10/12/2015 08:16:00 AM
Naik Joli ke Bogor - Bogor saat ini sepertinya sudah menyatu dengan Jakarta. Angkutan umum dari Jakarta menuju Bogor atau sebaliknya tidak pernah henti selama 24 jam nonstop. Dalam sehari puluhan kali KRL pulang pergi mengangkut penumpang yang berjubelan. Sebelum dibuka jalur kereta api  di tahun 1873, mereka yang ingin pergi ke Bogor harus berpikir dua kali. Malahan sampai pertengahan 1950-an, hanya ada satu jalan kereta api ke Bogor melalui Cibinong. Angkutan didominasi oleh ‘oplet', yang harus tersendat-sendat karena jalan rayanya hanya dua jalur. Jalan raya Ciputat – Parung – Bogor, kala itu masih jalan tanah.

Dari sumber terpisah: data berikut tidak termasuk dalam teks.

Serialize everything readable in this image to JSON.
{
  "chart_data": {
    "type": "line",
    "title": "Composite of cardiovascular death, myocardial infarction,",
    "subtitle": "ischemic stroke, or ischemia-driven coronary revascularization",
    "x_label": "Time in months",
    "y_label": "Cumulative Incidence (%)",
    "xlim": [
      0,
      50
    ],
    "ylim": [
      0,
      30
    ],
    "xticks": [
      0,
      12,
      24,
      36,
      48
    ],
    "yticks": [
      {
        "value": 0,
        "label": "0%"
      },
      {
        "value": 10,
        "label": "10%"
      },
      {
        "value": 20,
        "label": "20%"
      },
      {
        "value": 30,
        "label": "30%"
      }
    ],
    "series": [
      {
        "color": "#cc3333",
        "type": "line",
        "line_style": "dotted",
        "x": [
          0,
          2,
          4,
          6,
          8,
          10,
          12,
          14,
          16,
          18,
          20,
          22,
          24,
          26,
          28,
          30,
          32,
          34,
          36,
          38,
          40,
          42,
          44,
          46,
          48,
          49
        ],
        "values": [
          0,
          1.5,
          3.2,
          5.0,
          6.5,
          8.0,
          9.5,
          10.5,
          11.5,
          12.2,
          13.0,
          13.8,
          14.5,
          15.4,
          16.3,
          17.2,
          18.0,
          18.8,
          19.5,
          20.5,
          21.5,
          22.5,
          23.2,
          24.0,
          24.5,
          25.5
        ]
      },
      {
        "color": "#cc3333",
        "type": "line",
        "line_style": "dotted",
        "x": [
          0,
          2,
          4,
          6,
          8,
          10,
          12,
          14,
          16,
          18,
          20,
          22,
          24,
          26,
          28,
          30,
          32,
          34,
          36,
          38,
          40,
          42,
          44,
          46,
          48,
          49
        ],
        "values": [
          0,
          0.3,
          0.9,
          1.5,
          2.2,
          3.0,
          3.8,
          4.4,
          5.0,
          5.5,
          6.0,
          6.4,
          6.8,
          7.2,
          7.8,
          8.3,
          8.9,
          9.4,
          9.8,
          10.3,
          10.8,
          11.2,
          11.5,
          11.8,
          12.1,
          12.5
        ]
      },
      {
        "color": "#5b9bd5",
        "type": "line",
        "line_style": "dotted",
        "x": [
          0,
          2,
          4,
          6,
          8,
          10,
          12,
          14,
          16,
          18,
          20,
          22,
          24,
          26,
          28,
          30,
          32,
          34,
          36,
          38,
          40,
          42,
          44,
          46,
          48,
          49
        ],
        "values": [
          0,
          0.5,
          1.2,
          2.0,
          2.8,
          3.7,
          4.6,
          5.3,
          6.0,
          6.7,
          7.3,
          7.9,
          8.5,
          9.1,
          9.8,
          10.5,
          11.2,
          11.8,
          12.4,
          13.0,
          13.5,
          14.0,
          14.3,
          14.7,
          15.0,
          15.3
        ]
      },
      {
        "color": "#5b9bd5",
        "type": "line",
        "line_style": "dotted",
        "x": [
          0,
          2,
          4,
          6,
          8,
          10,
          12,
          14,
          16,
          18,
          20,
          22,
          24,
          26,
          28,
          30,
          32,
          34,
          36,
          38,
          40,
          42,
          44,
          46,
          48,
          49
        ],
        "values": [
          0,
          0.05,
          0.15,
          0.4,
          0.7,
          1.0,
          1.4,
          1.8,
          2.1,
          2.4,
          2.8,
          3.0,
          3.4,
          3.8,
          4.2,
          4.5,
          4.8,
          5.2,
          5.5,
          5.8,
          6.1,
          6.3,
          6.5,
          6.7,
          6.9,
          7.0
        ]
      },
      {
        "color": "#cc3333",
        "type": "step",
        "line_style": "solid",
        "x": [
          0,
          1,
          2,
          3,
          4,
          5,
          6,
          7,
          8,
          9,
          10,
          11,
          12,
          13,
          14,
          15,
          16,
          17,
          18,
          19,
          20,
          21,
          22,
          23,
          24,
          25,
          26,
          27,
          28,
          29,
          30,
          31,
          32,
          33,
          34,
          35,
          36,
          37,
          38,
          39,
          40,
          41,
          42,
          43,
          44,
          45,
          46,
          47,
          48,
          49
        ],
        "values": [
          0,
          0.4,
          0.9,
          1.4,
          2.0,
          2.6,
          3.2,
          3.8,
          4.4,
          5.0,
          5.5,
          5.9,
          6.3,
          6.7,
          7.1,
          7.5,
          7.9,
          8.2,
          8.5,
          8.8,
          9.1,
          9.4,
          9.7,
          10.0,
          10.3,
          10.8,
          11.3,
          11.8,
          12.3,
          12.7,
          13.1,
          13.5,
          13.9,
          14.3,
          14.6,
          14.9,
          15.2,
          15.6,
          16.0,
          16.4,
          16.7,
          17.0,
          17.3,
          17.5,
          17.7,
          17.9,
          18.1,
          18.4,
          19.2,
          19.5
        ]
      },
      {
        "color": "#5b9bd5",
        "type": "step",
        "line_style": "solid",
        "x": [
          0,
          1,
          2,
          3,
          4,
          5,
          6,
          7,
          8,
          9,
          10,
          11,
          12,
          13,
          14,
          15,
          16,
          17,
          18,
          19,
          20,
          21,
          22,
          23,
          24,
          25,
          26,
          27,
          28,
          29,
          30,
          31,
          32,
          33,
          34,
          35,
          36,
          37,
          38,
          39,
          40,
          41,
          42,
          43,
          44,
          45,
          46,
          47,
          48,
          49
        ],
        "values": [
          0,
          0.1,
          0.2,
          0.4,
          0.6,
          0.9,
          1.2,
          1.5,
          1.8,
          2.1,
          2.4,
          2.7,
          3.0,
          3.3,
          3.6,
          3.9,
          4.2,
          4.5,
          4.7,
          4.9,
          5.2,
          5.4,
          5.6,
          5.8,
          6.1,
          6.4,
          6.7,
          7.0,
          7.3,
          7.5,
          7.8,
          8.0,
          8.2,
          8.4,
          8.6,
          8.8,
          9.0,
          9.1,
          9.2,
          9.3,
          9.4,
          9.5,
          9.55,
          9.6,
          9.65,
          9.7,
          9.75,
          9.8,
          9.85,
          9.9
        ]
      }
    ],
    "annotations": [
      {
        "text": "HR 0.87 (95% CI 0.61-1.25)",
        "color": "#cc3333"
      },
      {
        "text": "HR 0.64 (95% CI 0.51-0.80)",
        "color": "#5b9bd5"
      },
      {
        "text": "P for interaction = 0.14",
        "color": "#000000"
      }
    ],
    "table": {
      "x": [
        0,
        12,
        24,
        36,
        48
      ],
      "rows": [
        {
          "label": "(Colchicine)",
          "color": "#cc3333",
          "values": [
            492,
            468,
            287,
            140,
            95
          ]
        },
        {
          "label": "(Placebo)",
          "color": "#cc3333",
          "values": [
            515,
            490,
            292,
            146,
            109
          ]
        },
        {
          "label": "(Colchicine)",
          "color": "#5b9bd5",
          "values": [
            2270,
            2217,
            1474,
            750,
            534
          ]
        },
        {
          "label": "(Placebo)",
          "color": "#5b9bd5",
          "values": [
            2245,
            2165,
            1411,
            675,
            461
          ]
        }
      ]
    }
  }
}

Jalan raya Jakarta – Bogor yang berjarak 60 km dibangun oleh gubernur jenderal Herman Willem Daendels (1808-1811). Ia juga yang membangun Istana Bogor alias Buitenzorg alias ‘Sains Souci’ terletak disebuah perbatasan perkebunan kopi yang namanya sama. Dikabarkan, Daendels pergi ke Bogor dengan menaiki kereta yang ditarik 30 ekor kuda,  agar setiap saat siap menghadapi lumpur di kota hujan ini.

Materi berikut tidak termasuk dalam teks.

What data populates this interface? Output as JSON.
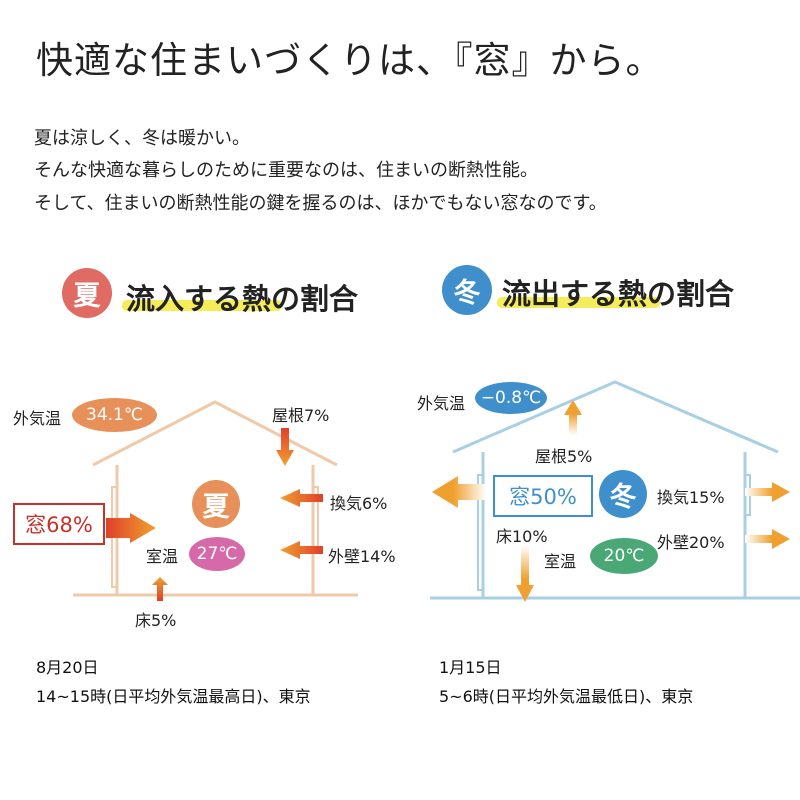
{
  "title": "快適な住まいづくりは、『窓』から。",
  "intro": [
    "夏は涼しく、冬は暖かい。",
    "そんな快適な暮らしのために重要なのは、住まいの断熱性能。",
    "そして、住まいの断熱性能の鍵を握るのは、ほかでもない窓なのです。"
  ],
  "colors": {
    "summer": "#e06b62",
    "winter": "#3f8fcc",
    "summer_house": "#f0c9a8",
    "winter_house": "#a9cfe4",
    "arrow": "#f0a030",
    "highlight": "#f5ec5a"
  },
  "summer": {
    "badge": "夏",
    "heading": "流入する熱の割合",
    "outside_label": "外気温",
    "outside_temp": "34.1℃",
    "room_label": "室温",
    "room_temp": "27℃",
    "center_badge": "夏",
    "window": "窓68%",
    "roof": "屋根7%",
    "ventilation": "換気6%",
    "wall": "外壁14%",
    "floor": "床5%",
    "date": "8月20日",
    "note": "14~15時(日平均外気温最高日)、東京"
  },
  "winter": {
    "badge": "冬",
    "heading": "流出する熱の割合",
    "outside_label": "外気温",
    "outside_temp": "−0.8℃",
    "room_label": "室温",
    "room_temp": "20℃",
    "center_badge": "冬",
    "window": "窓50%",
    "roof": "屋根5%",
    "ventilation": "換気15%",
    "wall": "外壁20%",
    "floor": "床10%",
    "date": "1月15日",
    "note": "5~6時(日平均外気温最低日)、東京"
  }
}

Untuk masyarakat awam pergi ke Bogor menggunakan kahar, sejenis pedati yang ditarik dua ekor kuda. Kahar mampu membawa empat orang penumpang. Biaya untuk membawa sampai Bogor 12,5 gulden. Ongkos ini cukup mahal bila diingat harga beras 3,5 sen per kg. Jadi, biayanya kurang lebih harga 300 kg beras! Atau bisa juga naik perahu menuju Bogor.


Kalau bepergian sendirian, bisa menyewa joli. Joli ini adalah tandu yang dipikul empat orang. Dua orang pemikul di depan, dua orang di belakang. Naik joli membutuhkan waktu lebih lama dari waktu tempuh dengan naik kahar yaitu mencapai 8 – 10 jam. Apalagi jalan Jakarta – Bogor kala itu masih sunyi. Jarang ditemui warung atau rumah makan ditengah jalan. Jadi mereka yang bepergian harus membawa sendir bekal makanan dan minuman yang cukup banyak.

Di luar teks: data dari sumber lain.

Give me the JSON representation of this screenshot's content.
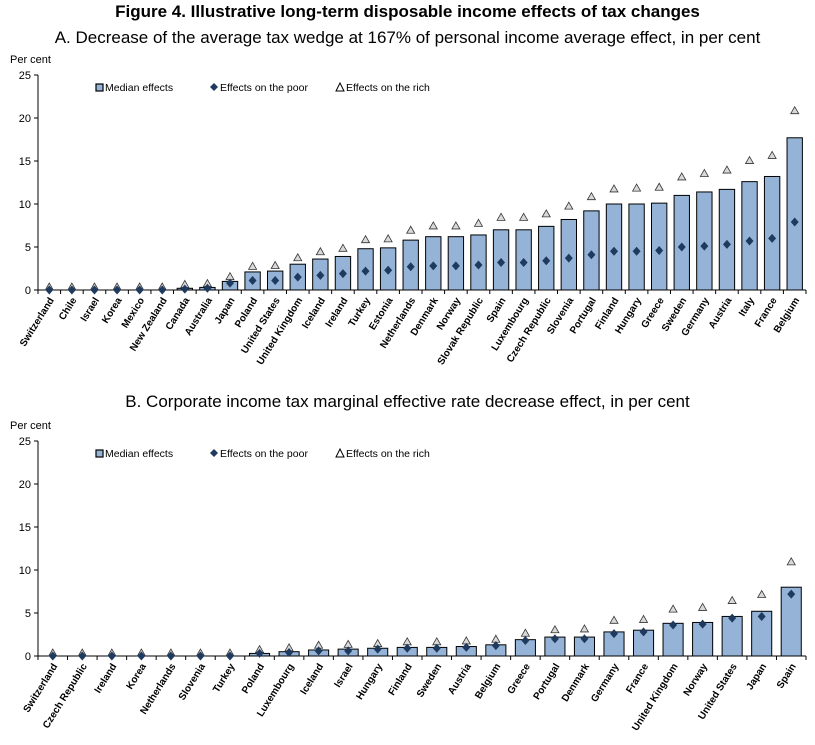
{
  "figure_title": "Figure 4.  Illustrative long-term disposable income effects of tax changes",
  "legend": {
    "median": "Median effects",
    "poor": "Effects on the poor",
    "rich": "Effects on the rich"
  },
  "colors": {
    "bar_fill": "#95b3d7",
    "bar_stroke": "#000000",
    "poor_marker": "#1f3a5f",
    "rich_marker": "#d9d9d9",
    "axis": "#000000"
  },
  "chart_data": [
    {
      "type": "bar",
      "title": "A. Decrease of the average tax wedge at 167% of personal income average effect, in per cent",
      "ylabel": "Per cent",
      "ylim": [
        0,
        25
      ],
      "yticks": [
        0,
        5,
        10,
        15,
        20,
        25
      ],
      "grid": false,
      "legend_position": "top-left",
      "categories": [
        "Switzerland",
        "Chile",
        "Israel",
        "Korea",
        "Mexico",
        "New Zealand",
        "Canada",
        "Australia",
        "Japan",
        "Poland",
        "United States",
        "United Kingdom",
        "Iceland",
        "Ireland",
        "Turkey",
        "Estonia",
        "Netherlands",
        "Denmark",
        "Norway",
        "Slovak Republic",
        "Spain",
        "Luxembourg",
        "Czech Republic",
        "Slovenia",
        "Portugal",
        "Finland",
        "Hungary",
        "Greece",
        "Sweden",
        "Germany",
        "Austria",
        "Italy",
        "France",
        "Belgium"
      ],
      "series": [
        {
          "name": "Median effects",
          "values": [
            0,
            0,
            0,
            0,
            0,
            0,
            0.2,
            0.3,
            1.0,
            2.1,
            2.2,
            3.0,
            3.6,
            3.9,
            4.8,
            4.9,
            5.8,
            6.2,
            6.2,
            6.4,
            7.0,
            7.0,
            7.4,
            8.2,
            9.2,
            10.0,
            10.0,
            10.1,
            11.0,
            11.4,
            11.7,
            12.6,
            13.2,
            17.7
          ]
        },
        {
          "name": "Effects on the poor",
          "values": [
            0,
            0,
            0,
            0,
            0,
            0,
            0.1,
            0.2,
            0.8,
            1.1,
            1.1,
            1.5,
            1.7,
            1.9,
            2.2,
            2.3,
            2.7,
            2.8,
            2.8,
            2.9,
            3.2,
            3.2,
            3.4,
            3.7,
            4.1,
            4.5,
            4.5,
            4.6,
            5.0,
            5.1,
            5.3,
            5.7,
            6.0,
            7.9
          ]
        },
        {
          "name": "Effects on the rich",
          "values": [
            0,
            0,
            0,
            0,
            0,
            0,
            0.3,
            0.4,
            1.2,
            2.4,
            2.5,
            3.4,
            4.1,
            4.5,
            5.5,
            5.6,
            6.6,
            7.1,
            7.1,
            7.4,
            8.1,
            8.1,
            8.5,
            9.4,
            10.5,
            11.4,
            11.5,
            11.6,
            12.8,
            13.2,
            13.6,
            14.7,
            15.3,
            20.5
          ]
        }
      ]
    },
    {
      "type": "bar",
      "title": "B. Corporate income tax marginal effective rate decrease effect, in per cent",
      "ylabel": "Per cent",
      "ylim": [
        0,
        25
      ],
      "yticks": [
        0,
        5,
        10,
        15,
        20,
        25
      ],
      "grid": false,
      "legend_position": "top-left",
      "categories": [
        "Switzerland",
        "Czech Republic",
        "Ireland",
        "Korea",
        "Netherlands",
        "Slovenia",
        "Turkey",
        "Poland",
        "Luxembourg",
        "Iceland",
        "Israel",
        "Hungary",
        "Finland",
        "Sweden",
        "Austria",
        "Belgium",
        "Greece",
        "Portugal",
        "Denmark",
        "Germany",
        "France",
        "United Kingdom",
        "Norway",
        "United States",
        "Japan",
        "Spain"
      ],
      "series": [
        {
          "name": "Median effects",
          "values": [
            0,
            0,
            0,
            0,
            0,
            0,
            0,
            0.3,
            0.5,
            0.7,
            0.8,
            0.9,
            1.0,
            1.0,
            1.1,
            1.3,
            1.9,
            2.2,
            2.2,
            2.8,
            3.0,
            3.8,
            3.9,
            4.6,
            5.2,
            8.0
          ]
        },
        {
          "name": "Effects on the poor",
          "values": [
            0,
            0,
            0,
            0,
            0,
            0,
            0,
            0.3,
            0.4,
            0.6,
            0.6,
            0.8,
            0.9,
            0.9,
            1.0,
            1.2,
            1.8,
            2.0,
            2.0,
            2.6,
            2.8,
            3.6,
            3.7,
            4.4,
            4.6,
            7.2
          ]
        },
        {
          "name": "Effects on the rich",
          "values": [
            0,
            0,
            0,
            0,
            0,
            0,
            0,
            0.4,
            0.6,
            0.9,
            1.0,
            1.1,
            1.3,
            1.3,
            1.4,
            1.6,
            2.3,
            2.7,
            2.8,
            3.8,
            3.9,
            5.1,
            5.3,
            6.1,
            6.8,
            10.6
          ]
        }
      ]
    }
  ]
}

Tidak jelas berapa ongkos angkut ke Bogor dengan joli. Sejauh ini tidak ada laporan terjadi perampokan atau kejahatan ditengah perjalanan. Bepergian ke Bogor, baik melalui kahar atau joli kala itu dari pusat kota Batavia, yaitu dari Jl Pos atau Grote Postweg depan gedung Museum Sejarah DKI Jalan Fatahila, dekat stasion KA Kota. Di tempat inilah biasanya para sais kahar dan kuli angkut ngetem menunggu penumpang.


Pada masa Inggris, Sir Thomas Stamford Raffles (1811 – 1815), sangat menyenangi kota hujan ini. Raffles berjasa dalam membangun Kebun Raya Bogor, yang letaknya bersebelahan dengan istana Buitenzorg. Malahan istri pertamanya, Olivia Miriamne, dimakamkan di Kebon Raya. Pendiri kota Singapura ini, selama empat tahun pemerintahannya di Nusantara, beliau jarang berada di Batavia. Raffles lebih banyak berada di lingkungan Istana Bogor yang dibangun Daendels. Ia mengadakan perjalanan dari Batavia ke Buitenzorg dengan kereta kebesarannya yang ditarik delapan ekor kuda. Ia juga sering tinggal di Istana Cipanas. Di kedua istana ini, Raffles sering berpesta-pora dengan jamuan mewah dan banjir sampanye.  (Berita Bogor)

Share this

Related Posts

Previous
Next Post »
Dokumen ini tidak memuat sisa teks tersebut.